Kör olsaydı gözlerim dedim, o adamın yanında görmez olsaydım. O öfkeli bakışlarını bir adama savurmasaydı bir bana açık olsaydı tüm duyguları dedim. Olmadı. Ne bana yar oldu, ne de derdime dermanım oldu. Bir başkasına yar oldu. O gözlerinin yosun yeşili bir başkasına bakar oldu. Acımak, desem adına kolay gelir söylemesi, insanın içi olur ya hani, mutlu iken bile bir eksiklik konar ya yüreğine he o hesap kaldı içimde.

Anamın sesi tüm düşünceleri böldü.

"Oğlum, Şueada geldi" dedi yanıma gelmeye bile çekinir olmuştu koca Zerda hanım, öfkem yeri göğü yıkacak kadar derin kalmıştı.

Başımı salladım.

Sözümü çiğnediğim bu dakikalarda ayağa kalktım. Elimde avucumda bile Kudret yoktu. Dermanım kalmamıştı.
Aşağıya merdivenlerden indiğimde ilk babamın yüzüne rast geldi gözlerim. Yüzü her zaman olduğundan daha keyifliydi. Ne de olsa ağa kızıydı gelen soy sopa önem veren babam, mutsuzluğumun temelini atıyordu. Gözlerini bana çevirdiği zaman duraksamadan bir kahkaha patlattı.

"Ne diyodum dünür, düğünü gelecek yaz yaparız ne dersin"

Birşey hissetmemek bu olsaydı. Gözlerim, babamın üstünden kasım, kasım kasılan Mahmut denen adama gitti. Sanki kız değil de mal pazarlıyormuş gibi keyifliydi. Babamın, yanına oturdum. Gözlerim halının desenin de kalmıştı. Gözüm, o kıza bir defa bile değmemiş idi.

"He bize yakışmayacak ta kime yakışacak"

"Değil mi Ali" dedi babam ne konuşuyordu bunlar dönüp babama bakmak bile gelmedi içimden. Beni bu hala getiren onlar idi.

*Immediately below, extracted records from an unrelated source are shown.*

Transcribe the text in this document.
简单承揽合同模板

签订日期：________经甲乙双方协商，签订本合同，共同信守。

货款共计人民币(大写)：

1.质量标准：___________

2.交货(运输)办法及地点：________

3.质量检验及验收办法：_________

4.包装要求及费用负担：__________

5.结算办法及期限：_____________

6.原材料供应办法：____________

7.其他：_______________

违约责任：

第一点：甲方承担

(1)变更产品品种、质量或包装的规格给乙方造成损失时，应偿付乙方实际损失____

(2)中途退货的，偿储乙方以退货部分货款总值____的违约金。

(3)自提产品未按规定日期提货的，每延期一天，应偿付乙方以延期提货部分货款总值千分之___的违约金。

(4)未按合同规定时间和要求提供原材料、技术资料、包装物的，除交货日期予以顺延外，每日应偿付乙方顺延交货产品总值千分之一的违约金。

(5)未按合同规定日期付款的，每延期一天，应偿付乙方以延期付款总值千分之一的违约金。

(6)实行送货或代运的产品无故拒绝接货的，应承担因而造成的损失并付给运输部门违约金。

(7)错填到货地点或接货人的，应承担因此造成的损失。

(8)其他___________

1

Yanımda bir kıpırtı hissettim, anam yanıma gelmişti. Omzuma elini koydu.

"Oğlum baban sana diyor" dedi gözlerimi sımsıkı kapadım. Bunları bana refah gören bir adamın kuytusunda oturmak beni kasıp kavuruyordu. Başımı babama doğru kaldırdım. Koskoca bir adam olmuştum lakin, yine de gözlerinde bir sıcaklık aradım.Yahut bir umut umdum. Ama o gözlerde gördüğüm ihtiras vardı. İnsan kendi canından olanına bunu nasıl yapardı.

Gözlerimin içine bakıyor vereceğim cevabı bekliyordu. Gözlerimi babamdan çektim, karşımda bakışları bana savrulan kıza bakmaya başladım. Gözleri, siyah tonunda çekingen bir edayla bana bakıyordu. İçim kadar düzdü. Daha fazla bakmak istemedim eğer bakarsam gözlerim onu değil içimde bana bulanan kadına değecek idi. Bunu kendime yapmak arzusunda değildim.

Ayağa kalktım, arkamdan babamın bana seslenmesini duysam da başımı kaldırmadım. Gövdemi ağaca yasladım. Biran önce buradan çıkmam soluklanmam lazımdı. İçime, içimde olandan sığamıyordum. Yara aldıkça yaralandım, savruldukça bir ona savruldum. Şimdi sorsalar bana derdin derin mi diye; Derdim, dert olmaktan bile çıktı derim.

O bir yekpare idi içimde

Yolların aynı oluşu bile yoruyordu beni. Bana biçilen bu hayat o denli üstüme geliyordu ki, yaşama olan arzum günden güne boynuma halat geçiyor idi.

"O gardaşım nereye böyle" diyen bir Mahir vardı.

Bana doğru geliyordu. Yüzü düzdü.

"Hava almaya çıktım mahir'im. Sen nereye" diye sual ettim.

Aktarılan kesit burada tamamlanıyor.